Photo: すしぱく on Pakutaso

The Wonderful World of Local Gachapon

Japan has had a long love affair with automated shopping. Whilst internet shopping may not be as popular in Japan as in the West, low-tech automation is booming with over 5 million vending machines nationwide, which comes to about 1 machine for every 23 people. With this national aversion to buying something from a shop clerk it is no surprise that automation has dominated the toy market as well. 

Massively popular toy dispensing capsule machines known as “Gachapon” can be found all around Japan. Named onomatopoeically “gacha” represents the sound that the machine makes when you put a coin in and twist the handle, and “pon” represents the noise of a little plastic ball falling out. 

Inside the ball you will find all sorts of fun and fascinating items ranging from toys based off of popular anime characters to hats for your cat. Many of these machines are aimed at an exclusively adult audience sometimes having an 18+ rating. There are loads of really interesting gachapon but a small company has just changed the game.

The small manufacturing company Kenelphant has launched Figure Miyage, a series of small models representing different famous things about the regions of Japan. Well over half of Japan has had models made to represent them and the company plans to expand, eventually covering the whole archipelago. You can chart their progress and check out the different models by using the interactive map on their website.

The original plan seems to have been to create a set of souvenirs for each prefecture. This has worked great for a prefecture like Hiroshima that has a lot to offer. The little trinkets are mostly based on the famous island of Itsukushima, it’s iconic floating Torii gate being the most desirable of the items. There is also the signature food of the island, momijimanju cakes as well as the contentious Hiroshima style okonomiyaki. As well as these, you can collect a miniature of the Miyajima ferry that goes to and from Itsukushima and a character from In This Corner of the World (この世界の片隅に Kono Sekai no Katasumi ni), a popular manga series set in Hiroshima prefecture. These make for a fantastic set of little souvenirs to remember your trip by. There is also still plenty of Hiroshima left unadapted such as the historic Peace Park, Rabbit Island and much, much more. I would not be surprised if there is a second set of Hiroshima gachapon on the way. Figure Miyage has produced four different sets for Hokkaido so the sky is the limit with a cultural rich place like Hiroshima.

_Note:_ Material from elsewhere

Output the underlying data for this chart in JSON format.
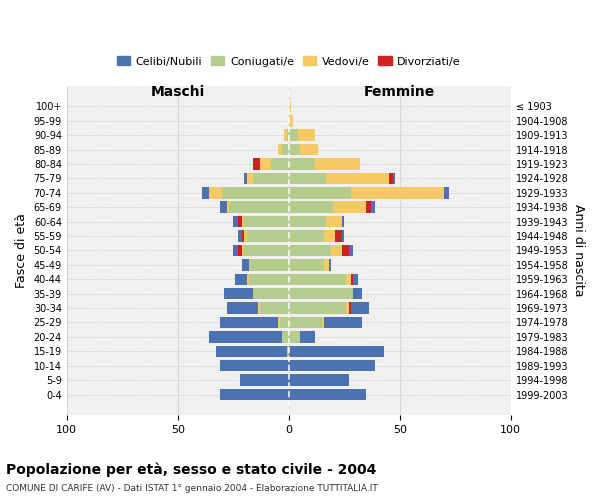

Whilst each region of Japan is fascinating in its own way, Kenelphant has discovered that not all regions are created equal. It is unknown if it was for reasons of expense or a lack of ideas but certain prefectures have been combined instead of getting their own individual sets. The entire region of Tohoku in Northern Honshu has been shrunken to only one collection of figures, as has all of Japan’s southern island of Kyushu. 

The Kyushu set in particular seems like a real missed opportunity. The island has a fascinating history which has been condensed to just 8 figures, one for all 7 prefectures as well as a train that connects them together. Some of the models such as the Kumamoto Castle seem like a no-brainer but other items such as the archaeological site Yoshinogari in Saga, or the legs of a synchronized swimmer emerging from an Oita Onsen are a bit difficult to figure out without some background knowledge. Many of these sites are unknown to tourists and are not even the most famous sites on the amazing island.

The series of gachapon where Kenelephant obviously struggled the most though was the Yamaguchi series. It is odd that the often forgotten about prefecture of Yamaguchi, right at the southern tip of Japan’s main island of Honshu, got its own series whilst Kyushu was all combined into one set. Yamaguchi does have its good points, but it is hardly a mecca for Japanese tourists. The most famous sites are Motonosumi Shrine, Tsunoshima Bridge, Akiyoshidai Park, and lastly Kintai Bridge. Only one of these famous landmarks was chosen to be included, Kintai Bridge, the rest of the series is made up of quite strange choices.

There are three famous figures of Japanese history, none of which are internationally famous though they are mostly known in Japan. Hirobumi Ito, the first prime minister of Japan, Shinsaku Takasugi, a heroic general and Shouin Yoshida, an educator. As well as these odd choices, there is also a broken furnace from the ruins of Hagi Castle where some of the first ore in Japan was processed. This collection does not make for the most interesting line of trinkets, especially for children who are usually the main target market for small cartoonish models of this nature. I have no idea who these are aimed at. Many of these are unintelligible to the average foreign visitor and may even be confusing to Japanese tourists as well.

Despite running through how obscure and odd many of the company’s choices were when making these little local gachapon, I still love them. If you want a really unique souvenir and it doesn’t matter if you understand what it is or not, look out for Figure Miyage gachapon on your travels around Japan.